Васу включает Дженис. И мы подпеваем ей на пару. У меня уже неплохо выходит на верхних регистрах, ей-богу. А потом Васу смотрит на меня и говорит:
— Братан, да ты никак в эту баронессу втрескался?
А я ему в ответ, мол, сейчас в морду дам. Тогда он, ни слова не говоря, исчезает куда-то, и через минут двадцать появляется вновь. А я валяюсь на ковре, лицом в крышу, и Джимми Хендриксу подпеваю. И глаза у меня на мокром месте. Хоть я себе и повторяю без конца, что я мужчина и должен сильным быть. Еще я думаю, что скоро мы улетим на Кришнагири, и моим мучениям конец придет. И все у меня будет хорошо. Вот только летать я там не смогу. «Гепард» ведь тут останется.

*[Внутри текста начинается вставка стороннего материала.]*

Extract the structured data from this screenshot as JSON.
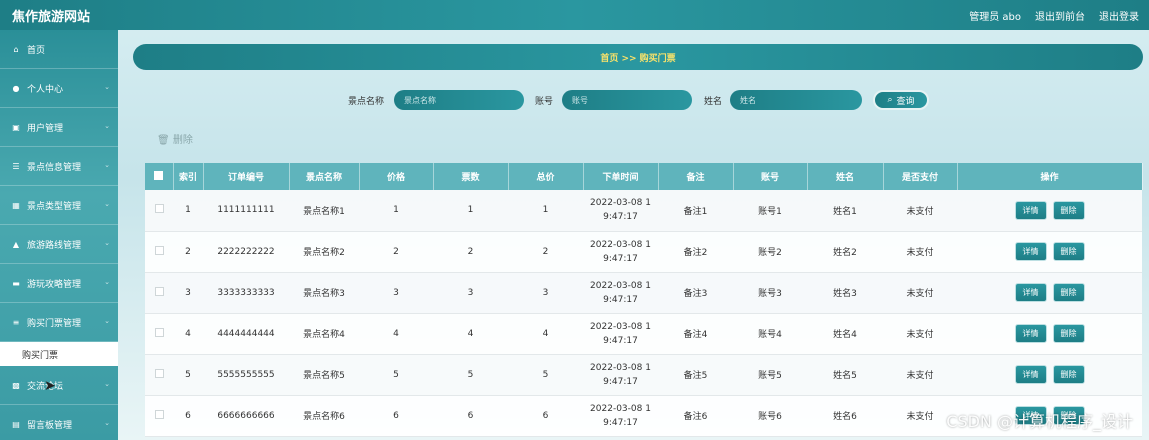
{
  "header": {
    "site_title": "焦作旅游网站",
    "links": [
      "管理员 abo",
      "退出到前台",
      "退出登录"
    ]
  },
  "sidebar": {
    "items": [
      {
        "icon": "home-icon",
        "glyph": "⌂",
        "label": "首页"
      },
      {
        "icon": "user-icon",
        "glyph": "●",
        "label": "个人中心"
      },
      {
        "icon": "users-icon",
        "glyph": "▣",
        "label": "用户管理"
      },
      {
        "icon": "list-icon",
        "glyph": "☰",
        "label": "景点信息管理"
      },
      {
        "icon": "grid-icon",
        "glyph": "▦",
        "label": "景点类型管理"
      },
      {
        "icon": "route-icon",
        "glyph": "▲",
        "label": "旅游路线管理"
      },
      {
        "icon": "book-icon",
        "glyph": "▬",
        "label": "游玩攻略管理"
      },
      {
        "icon": "ticket-icon",
        "glyph": "≡",
        "label": "购买门票管理"
      }
    ],
    "subitem": "购买门票",
    "after_items": [
      {
        "icon": "chat-icon",
        "glyph": "▩",
        "label": "交流论坛"
      },
      {
        "icon": "board-icon",
        "glyph": "▤",
        "label": "留言板管理"
      }
    ]
  },
  "breadcrumb": "首页 >> 购买门票",
  "search": {
    "spot_label": "景点名称",
    "spot_placeholder": "景点名称",
    "account_label": "账号",
    "account_placeholder": "账号",
    "name_label": "姓名",
    "name_placeholder": "姓名",
    "query_label": "查询"
  },
  "batch_delete": "删除",
  "table": {
    "columns": [
      "索引",
      "订单编号",
      "景点名称",
      "价格",
      "票数",
      "总价",
      "下单时间",
      "备注",
      "账号",
      "姓名",
      "是否支付",
      "操作"
    ],
    "rows": [
      {
        "index": "1",
        "order": "1111111111",
        "spot": "景点名称1",
        "price": "1",
        "count": "1",
        "total": "1",
        "time1": "2022-03-08 1",
        "time2": "9:47:17",
        "note": "备注1",
        "account": "账号1",
        "name": "姓名1",
        "paid": "未支付"
      },
      {
        "index": "2",
        "order": "2222222222",
        "spot": "景点名称2",
        "price": "2",
        "count": "2",
        "total": "2",
        "time1": "2022-03-08 1",
        "time2": "9:47:17",
        "note": "备注2",
        "account": "账号2",
        "name": "姓名2",
        "paid": "未支付"
      },
      {
        "index": "3",
        "order": "3333333333",
        "spot": "景点名称3",
        "price": "3",
        "count": "3",
        "total": "3",
        "time1": "2022-03-08 1",
        "time2": "9:47:17",
        "note": "备注3",
        "account": "账号3",
        "name": "姓名3",
        "paid": "未支付"
      },
      {
        "index": "4",
        "order": "4444444444",
        "spot": "景点名称4",
        "price": "4",
        "count": "4",
        "total": "4",
        "time1": "2022-03-08 1",
        "time2": "9:47:17",
        "note": "备注4",
        "account": "账号4",
        "name": "姓名4",
        "paid": "未支付"
      },
      {
        "index": "5",
        "order": "5555555555",
        "spot": "景点名称5",
        "price": "5",
        "count": "5",
        "total": "5",
        "time1": "2022-03-08 1",
        "time2": "9:47:17",
        "note": "备注5",
        "account": "账号5",
        "name": "姓名5",
        "paid": "未支付"
      },
      {
        "index": "6",
        "order": "6666666666",
        "spot": "景点名称6",
        "price": "6",
        "count": "6",
        "total": "6",
        "time1": "2022-03-08 1",
        "time2": "9:47:17",
        "note": "备注6",
        "account": "账号6",
        "name": "姓名6",
        "paid": "未支付"
      }
    ],
    "detail_label": "详情",
    "delete_label": "删除"
  },
  "watermark": "CSDN @计算机程序_设计",
  "colors": {
    "primary": "#2a97a0",
    "primary_dark": "#1e7e86",
    "breadcrumb_text": "#f8e26a",
    "table_header": "#5fb4bc"
  }
}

«На вот, нюхни. Враз полегчает», — так мне Васу сказал. — «Не боись, дурь чистая». Я и нюхнул машинально. Маленький такой флакончик, с ноготь мизинца. И трубочка из него. И у меня в голове все поплыло. Кажется, я даже от пола оторвался, так мне стало легко. И Мишель, Мишель стала совсем близкая. Она мне улыбалась. Гладила меня по щеке. А потом мы вместе куда-то летели. Высоко-высоко. Прямо сквозь радугу. Кажется, я смеялся в голос. А тот, что у меня внутри, мне вторил. Говорил про то, как многого не знал, когда был в другом теле. Глупый голос. И такой хороший. И еще звучала музыка. Хотя, может быть, это просто Васу отрывался.
А потом все кончилось. И я оказался на ковре, один и носом вниз. Видимо, это я так с неба брякнулся. А внутри осталась только легкая грусть. И еще есть очень захотелось. Тогда я растолкал Васу, что сидел с флакончиком в кресле, глаза закатив. И мы отправились в забегаловку по соседству есть устрицы. Такой вот у меня друг классный. Васу.
А по дороге лавочник, что мясом торгует, Пинк, спросил у меня, как ему быть с его бедой. Дескать, сосед у него жену увел, а лавка на ней числится. А я ему: наплюйте, мистер Пинк. Найдите себе новую, помоложе и поумнее. Вам же лучше будет. А старую на порог не пускайте — пускай себе кувыркается до конца жизни с вашим козлом-соседом. Это ей в наказание.
— Так-то оно так, только привык я к ней…
— Ничего. Скоро все пройдет. Я-то знаю. На, вот, нюхни, мистер, — и я протянул ему флакончик, что у Васу отобрал.
Мистер Пинк нюхнул осторожно, и в глазах у него прояснилось. Даже морщины на лбу разгладились. И мы взяли его с собой есть устрицы. И вином их запивать. Надрался он, скажу я вам, в этом кафе, до полного свинства. И все повторял, какой я классный смотрящий. Понимающий.